CO: A screening program for newborns is saving Colorado babies
In January 2020, Colorado added spinal muscular atrophy to the list of 39 diseases for which newborns are screened. Advances in medicine—gene therapies that trigger the body to produce essential proteins—make it possible to save the lives of infants who previously were destined to die. And those treatments work best when given right after birth.
MA: Massachusetts business owners are left wanting more in federal relief funds
The Massachusetts restaurant industry lobbied hard for a grant program that would help eateries recoup losses from prolonged shutdowns during the pandemic.

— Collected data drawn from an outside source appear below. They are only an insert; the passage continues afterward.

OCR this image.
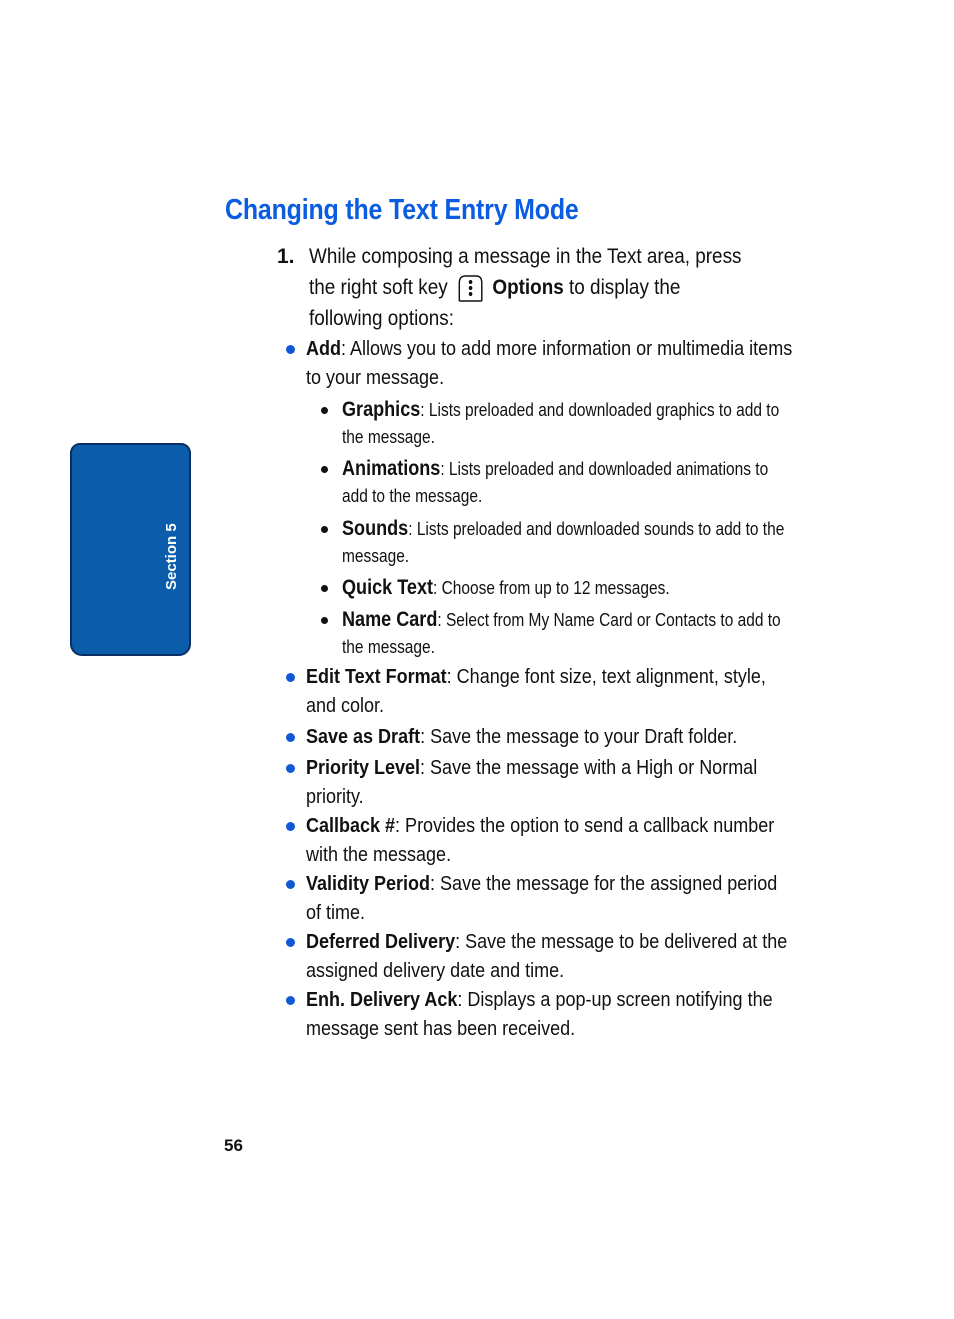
Changing the Text Entry Mode
Section 5
1. While composing a message in the Text area, press the right soft key Options to display the following options:
Add: Allows you to add more information or multimedia items to your message.
Graphics: Lists preloaded and downloaded graphics to add to the message.
Animations: Lists preloaded and downloaded animations to add to the message.
Sounds: Lists preloaded and downloaded sounds to add to the message.
Quick Text: Choose from up to 12 messages.
Name Card: Select from My Name Card or Contacts to add to the message.
Edit Text Format: Change font size, text alignment, style, and color.
Save as Draft: Save the message to your Draft folder.
Priority Level: Save the message with a High or Normal priority.
Callback #: Provides the option to send a callback number with the message.
Validity Period: Save the message for the assigned period of time.
Deferred Delivery: Save the message to be delivered at the assigned delivery date and time.
Enh. Delivery Ack: Displays a pop-up screen notifying the message sent has been received.
56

But its rollout was pockmarked with issues—foremost a discrimination lawsuit. In June, the federal government rescinded grants that had been awarded to nearly 3,000 business owners in the priority categories, leaving many in the lurch.
HI: Hawaii worries people aren’t completing food stamp paperwork
The state of Hawaii said people haven’t been completing the paperwork they need to continue receiving food stamps, raising concerns that thousands may be unintentionally cut off from public assistance.
ID: Idaho lawmakers object to employers’ mandatory vaccine rules
Several Idaho lawmakers are speaking out after the announcement of vaccination requirements by some employers. The lawmakers signed a statement that read, in part, “We believe the right to refuse invasive medical procedures, including vaccinations, is paramount to the interests of the employers, employees, and freedoms of the individual in almost all situations.”
IA: Iowa will pay for troopers sent to border in Texas, governor says
Nearly 30 Iowa State Patrol officers are currently deployed to the U.S.-Mexico border in a trip financed by Iowa, said GOP Gov. Kim Reynolds. The officers will stay in Texas for 16 days. Reynolds did not share details about what the state troopers would do during the mission.
RI: Rhode Island governor signs 2 gun safety bills into law
Rhode Island Democratic Gov. Dan McKee signed into law two bills focused on gun safety. The bills ban so-called straw purchases of firearms and prohibit bringing a gun onto school property except in certain cases, including if the carrier is with school security or retired from law enforcement.
WI: Survey shows nearly all University of Wisconsin dorm residents will be vaccinated
A survey conducted by the University of Wisconsin-Madison has found 92.5% of incoming dorm residents will be fully vaccinated against COVID-19 by the start of classes this fall. Nearly 90% of UW-Madison's dorm residents filled out the survey, providing a promising glimpse into how vaccination rates will look despite the University of Wisconsin System's decision to strongly encourage, but not require, the shots.